サンウルブズのSR撤退は必然
↑は2016年2月のサンウルブズ開幕戦時に秩父宮で配布された号外。
この時は2万人のファンが駆けつけ秩父宮は大きな高揚感で包まれていた。
しかし、サンウルブズは2020年シーズンの5年契約終了時にスーパーラグビー(SR)から離れることに(理由等詳細)
日本協会は(おそらく)SRに継続参戦する気は全くなかったにも関わらず、3月13日に「参戦を希望」と発表。
さらに朝日新聞を使って「年10億円も求められた」と協会寄りの報道させた。
説明責任を回避しようとする姿勢は論外だが、今回の件はいわば結婚を前提にお試しをかねて同居をしたものの、合わずに別れたカップルのようなもの。
SRからただ離れるのではなく「次に何をするのか」が重要になる。
SR参戦で日本が得たもの
サンウルブズのSR参戦は日本に多くのプラスをもたらした。
日本は反対論もあった中でなんとか参入。
ホーム戦の一部をシンガポール開催とするなど妥協までした背景には「母国でのW杯に向けての代表強化」という強い想いがあった。

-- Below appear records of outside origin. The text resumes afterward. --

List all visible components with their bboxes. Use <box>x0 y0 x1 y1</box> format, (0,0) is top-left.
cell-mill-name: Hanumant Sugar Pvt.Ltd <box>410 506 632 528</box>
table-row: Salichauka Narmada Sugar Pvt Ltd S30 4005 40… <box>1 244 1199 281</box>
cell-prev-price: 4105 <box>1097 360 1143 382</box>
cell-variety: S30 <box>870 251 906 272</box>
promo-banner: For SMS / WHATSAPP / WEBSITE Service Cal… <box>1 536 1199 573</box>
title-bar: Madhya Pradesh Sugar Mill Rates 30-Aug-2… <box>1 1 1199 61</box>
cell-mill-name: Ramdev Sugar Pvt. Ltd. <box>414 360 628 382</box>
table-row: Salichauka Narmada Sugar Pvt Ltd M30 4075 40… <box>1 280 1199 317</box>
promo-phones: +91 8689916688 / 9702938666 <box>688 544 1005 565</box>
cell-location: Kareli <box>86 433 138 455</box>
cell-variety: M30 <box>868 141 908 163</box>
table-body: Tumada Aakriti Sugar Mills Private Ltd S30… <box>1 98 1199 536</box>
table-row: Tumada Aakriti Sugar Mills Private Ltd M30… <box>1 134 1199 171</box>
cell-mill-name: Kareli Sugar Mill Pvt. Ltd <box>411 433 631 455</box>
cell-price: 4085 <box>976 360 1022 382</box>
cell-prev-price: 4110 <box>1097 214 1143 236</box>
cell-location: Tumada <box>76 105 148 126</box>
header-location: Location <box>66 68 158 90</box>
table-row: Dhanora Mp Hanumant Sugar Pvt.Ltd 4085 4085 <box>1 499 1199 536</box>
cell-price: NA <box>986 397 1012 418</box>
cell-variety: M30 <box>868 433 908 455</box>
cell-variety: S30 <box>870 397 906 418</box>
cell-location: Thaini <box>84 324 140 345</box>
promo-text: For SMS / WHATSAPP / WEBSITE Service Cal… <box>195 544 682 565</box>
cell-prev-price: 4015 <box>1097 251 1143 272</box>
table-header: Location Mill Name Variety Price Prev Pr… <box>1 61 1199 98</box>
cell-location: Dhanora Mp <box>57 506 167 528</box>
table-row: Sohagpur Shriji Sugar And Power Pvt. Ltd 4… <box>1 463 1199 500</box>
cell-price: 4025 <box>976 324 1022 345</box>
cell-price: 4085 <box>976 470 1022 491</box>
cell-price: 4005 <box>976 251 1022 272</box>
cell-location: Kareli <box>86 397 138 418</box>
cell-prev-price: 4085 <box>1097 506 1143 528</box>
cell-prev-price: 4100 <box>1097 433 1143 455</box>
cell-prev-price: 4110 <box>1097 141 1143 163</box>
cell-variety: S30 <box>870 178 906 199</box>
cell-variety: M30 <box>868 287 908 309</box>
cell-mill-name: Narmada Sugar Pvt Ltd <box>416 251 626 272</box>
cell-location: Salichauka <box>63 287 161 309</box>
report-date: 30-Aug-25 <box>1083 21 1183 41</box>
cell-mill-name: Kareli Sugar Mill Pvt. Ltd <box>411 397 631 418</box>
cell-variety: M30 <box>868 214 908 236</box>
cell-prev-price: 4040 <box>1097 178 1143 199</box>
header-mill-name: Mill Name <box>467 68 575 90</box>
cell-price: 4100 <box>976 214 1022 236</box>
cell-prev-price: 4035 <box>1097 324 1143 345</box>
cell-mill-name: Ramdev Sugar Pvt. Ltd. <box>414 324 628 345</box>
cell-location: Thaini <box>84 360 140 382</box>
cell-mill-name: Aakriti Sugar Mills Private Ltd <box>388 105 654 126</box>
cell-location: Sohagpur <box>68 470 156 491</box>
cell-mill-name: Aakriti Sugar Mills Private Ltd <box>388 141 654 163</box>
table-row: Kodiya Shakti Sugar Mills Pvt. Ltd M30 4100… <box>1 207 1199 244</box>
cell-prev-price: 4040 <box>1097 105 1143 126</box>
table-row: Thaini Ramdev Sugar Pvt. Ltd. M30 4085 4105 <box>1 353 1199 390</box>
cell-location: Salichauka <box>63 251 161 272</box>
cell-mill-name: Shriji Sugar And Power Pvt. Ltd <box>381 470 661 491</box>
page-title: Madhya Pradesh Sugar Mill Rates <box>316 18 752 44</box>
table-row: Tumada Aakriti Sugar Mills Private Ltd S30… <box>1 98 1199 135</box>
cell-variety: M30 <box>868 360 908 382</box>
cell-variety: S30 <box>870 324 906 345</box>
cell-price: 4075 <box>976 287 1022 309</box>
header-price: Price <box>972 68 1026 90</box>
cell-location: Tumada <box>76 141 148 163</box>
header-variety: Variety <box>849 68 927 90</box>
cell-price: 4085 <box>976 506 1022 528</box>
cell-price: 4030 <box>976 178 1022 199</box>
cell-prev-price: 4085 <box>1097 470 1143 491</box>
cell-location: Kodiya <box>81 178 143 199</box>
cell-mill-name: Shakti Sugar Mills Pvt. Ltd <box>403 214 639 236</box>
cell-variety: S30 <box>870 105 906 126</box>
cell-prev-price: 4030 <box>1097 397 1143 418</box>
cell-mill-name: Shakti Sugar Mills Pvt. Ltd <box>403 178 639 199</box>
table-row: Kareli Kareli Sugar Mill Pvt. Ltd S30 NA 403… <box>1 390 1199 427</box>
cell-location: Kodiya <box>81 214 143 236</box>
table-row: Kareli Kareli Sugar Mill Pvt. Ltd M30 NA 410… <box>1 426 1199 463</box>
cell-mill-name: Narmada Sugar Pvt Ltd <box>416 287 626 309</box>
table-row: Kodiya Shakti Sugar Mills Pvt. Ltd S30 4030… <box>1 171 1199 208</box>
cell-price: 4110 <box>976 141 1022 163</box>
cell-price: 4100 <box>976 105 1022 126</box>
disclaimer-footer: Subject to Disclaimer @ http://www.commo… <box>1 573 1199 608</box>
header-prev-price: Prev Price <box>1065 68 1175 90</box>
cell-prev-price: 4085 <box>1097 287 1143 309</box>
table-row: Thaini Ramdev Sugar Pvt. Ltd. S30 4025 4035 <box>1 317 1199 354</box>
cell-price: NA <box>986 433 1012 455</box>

勝ち星を多くあげる事はできていないが、日本の選手と代表のレベルUPには繋がっている。
さらに、日本のラグビーファンにSRのハイレベルな試合を身近なものとして提供することもできた。
秩父宮へオレンジのジャージを着て応援する熱心なファンも運営サイドを勇気付けたし、狼の遠吠えなど独自のスタイルも確立。
出口戦略は失敗したが、デメリットよりもメリットの方が大きかったのは明らかだ。
SANZAARが得たもの
南ア、NZ、豪、アルゼンチンが出資してSRを運営しているのがSANZAAR。
これらの国の代表チームは強いけど、どこも資金難。その上、観客動員も苦戦。
ビジネスを拡大させたいSANZAARにとって、サンウルブズは日本をはじめとするアジアでのマーケット拡大の突破口になることを期待されていた。
SRのブランド力が高まり、日本企業などの資金も入ってくる。
ところが、期待したほどマネーを獲得することができなかった。
SANZAARは日本のチームをSRに参戦させても財布が潤うことはないということ、さらにアジアでのマーケット拡大の難しさを経験として得ることができた。
日本は次に何をするのか?

参戦前から分かっていたとはいえ、長距離移動は選手にとって厳しいものだった。
SANZAAR負担とはいえ、ビジネスクラスのコストもかなりの負担になっただろう。
また、当たり前だが利害関係者が多くなればなるほど何かと面倒だということも体感した。
SANZAARに出資し、深い関係を築こうとしなかったのも理解はできる。
スポーツ紙はサンウルブズが欧州リーグや豪フォースが主導するGlobal Rapid Rugbyに参戦する可能性も伝えているが、また同じ事の繰り返しになるだろう。
海外リーグへの参戦はやめた方がよい。
自分達でコントロールできることに注力を
日本の国内リーグ「トップリーグ」は2021年度からホーム&アウェイを導入するなど新リーグに移行する予定とされている。
しかし、これまで通りの「企業の部活動の大会」では、平均観客数5,000人のリーグから大きく飛躍することは期待できない。
小手先の変更ではなく、抜本的な改革が求められる。
プロ野球、Jリーグ、Bリーグは観客動員を伸ばし、勢いのある野心的な会社がプロスポーツに相次いで参入している。
さらに、5Gが普及すると試合のネット視聴環境が劇的に改善される見込みで「スポーツビジネス」が大きな変革期を迎えている。
ラグビーもその輪の中に入らなければ、過去のスポーツになってしまう。
幸い日本は人口が多く経済規模も大きいので、自国内でできる事が多い。これはNZや豪にはない強みだ。
理想はサンウルブズのようなプロチームを日本各地に作ること。
そもそも世界ランキングで日本よりも上位の国はプロ選手で構成されている。さらに高みを目指すならプロ化は避けられない。
ハードルは高いが日本も国内プロリーグの創設を真剣に検討すべきだ。